Manufacturing costs for microsystems/MEMS using high aspect ratio microfabrication techniques

The emphasis on high aspect ratio micromachining techniques for microsystems/MEMS has been mainly to achieve novel devices with, for example, high sensing or actuation performance. Often these utilize deep structures (100–1,000 μm) with vertical wall layers but with relatively modest spatial resolution (1–10 μm). As these techniques move from research to industrial manufacture, the capital cost of the equipment and the cost of device manufacture become important, particularly where more than one micromachining technique can meet the performance requirements.
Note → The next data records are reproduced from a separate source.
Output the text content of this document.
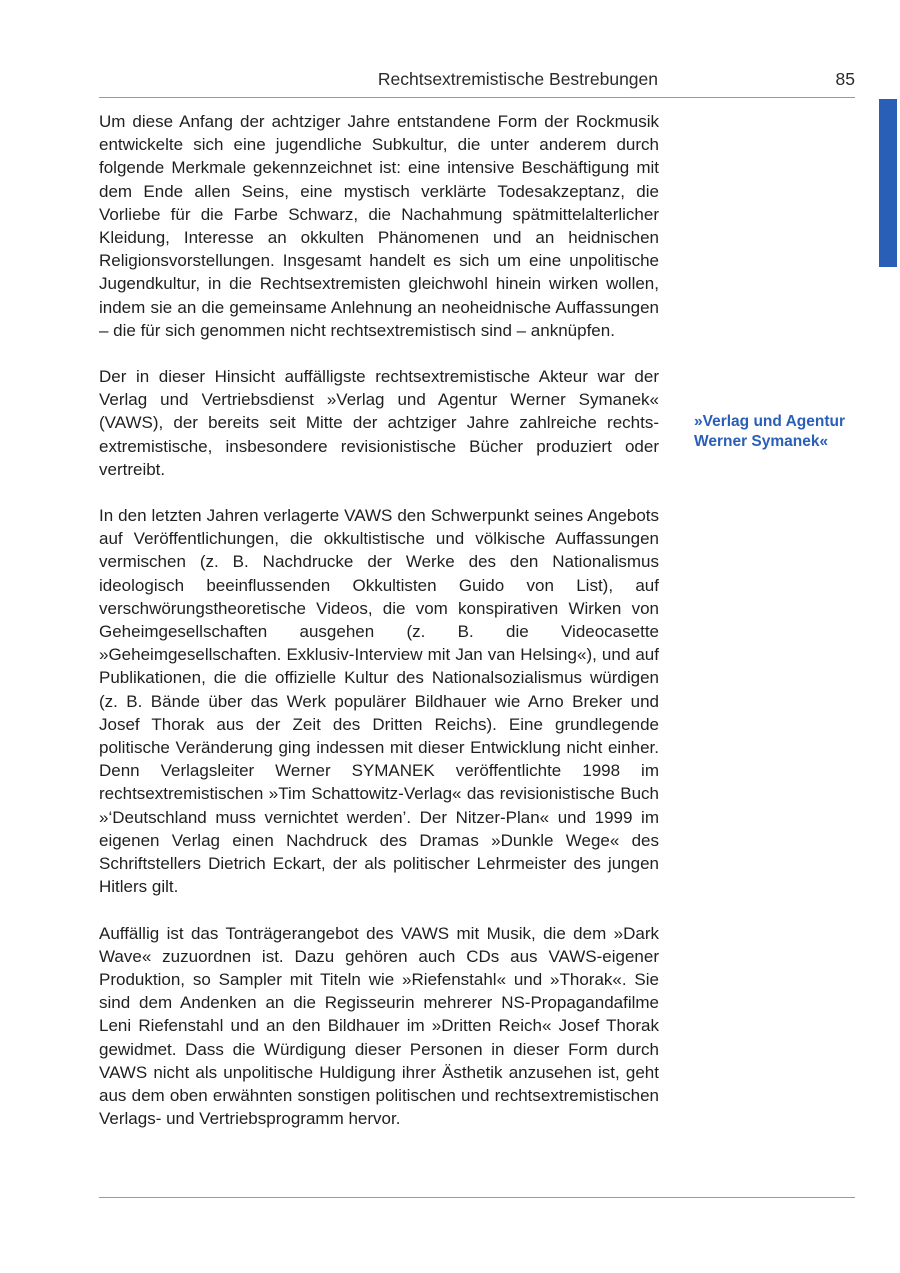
Rechtsextremistische Bestrebungen	85

Um diese Anfang der achtziger Jahre entstandene Form der Rockmusik entwickelte sich eine jugendliche Subkultur, die unter anderem durch folgende Merkmale gekennzeichnet ist: eine intensive Beschäftigung mit dem Ende allen Seins, eine mystisch verklärte Todesakzeptanz, die Vorliebe für die Farbe Schwarz, die Nachahmung spätmittelalterlicher Kleidung, Interesse an okkulten Phänomenen und an heidnischen Religionsvorstellungen. Insgesamt handelt es sich um eine unpolitische Jugendkultur, in die Rechtsextremisten gleichwohl hinein wirken wollen, indem sie an die gemeinsame Anlehnung an neoheidnische Auffassungen – die für sich genommen nicht rechtsextremistisch sind – anknüpfen.

Der in dieser Hinsicht auffälligste rechtsextremistische Akteur war der Verlag und Vertriebsdienst »Verlag und Agentur Werner Symanek« (VAWS), der bereits seit Mitte der achtziger Jahre zahlreiche rechtsextremistische, insbesondere revisionistische Bücher produziert oder vertreibt.

In den letzten Jahren verlagerte VAWS den Schwerpunkt seines Angebots auf Veröffentlichungen, die okkultistische und völkische Auffassungen vermischen (z. B. Nachdrucke der Werke des den Nationalismus ideologisch beeinflussenden Okkultisten Guido von List), auf verschwörungstheoretische Videos, die vom konspirativen Wirken von Geheimgesellschaften ausgehen (z. B. die Videocasette »Geheimgesellschaften. Exklusiv-Interview mit Jan van Helsing«), und auf Publikationen, die die offizielle Kultur des Nationalsozialismus würdigen (z. B. Bände über das Werk populärer Bildhauer wie Arno Breker und Josef Thorak aus der Zeit des Dritten Reichs). Eine grundlegende politische Veränderung ging indessen mit dieser Entwicklung nicht einher. Denn Verlagsleiter Werner SYMANEK veröffentlichte 1998 im rechtsextremistischen »Tim Schattowitz-Verlag« das revisionistische Buch »‘Deutschland muss vernichtet werden’. Der Nitzer-Plan« und 1999 im eigenen Verlag einen Nachdruck des Dramas »Dunkle Wege« des Schriftstellers Dietrich Eckart, der als politischer Lehrmeister des jungen Hitlers gilt.

Auffällig ist das Tonträgerangebot des VAWS mit Musik, die dem »Dark Wave« zuzuordnen ist. Dazu gehören auch CDs aus VAWS-eigener Produktion, so Sampler mit Titeln wie »Riefenstahl« und »Thorak«. Sie sind dem Andenken an die Regisseurin mehrerer NS-Propagandafilme Leni Riefenstahl und an den Bildhauer im »Dritten Reich« Josef Thorak gewidmet. Dass die Würdigung dieser Personen in dieser Form durch VAWS nicht als unpolitische Huldigung ihrer Ästhetik anzusehen ist, geht aus dem oben erwähnten sonstigen politischen und rechtsextremistischen Verlags- und Vertriebsprogramm hervor.

»Verlag und Agentur Werner Symanek«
This paper investigates the layer-processing costs associated with the principal high aspect ratio micromachining techniques used in microsystems/MEMS fabrication, particularly silicon surface micromachining, wet bulk etching, wafer bonding, Deep Reactive Ion Etching, excimer laser micromachining, UV LIGA and X-ray LIGA. A cost model (MEMSCOST) has been developed which takes the financial, operational and machine-dependent parameters of the different manufacturing techniques as inputs and calculates the layer-processing costs at the wafer and chip level as a function of demand volume. The associated operational and investment costs are also calculated. Cost reductions through increases in the wafer size and decreases in chip area are investigated, and the importance of packaging costs demonstrated.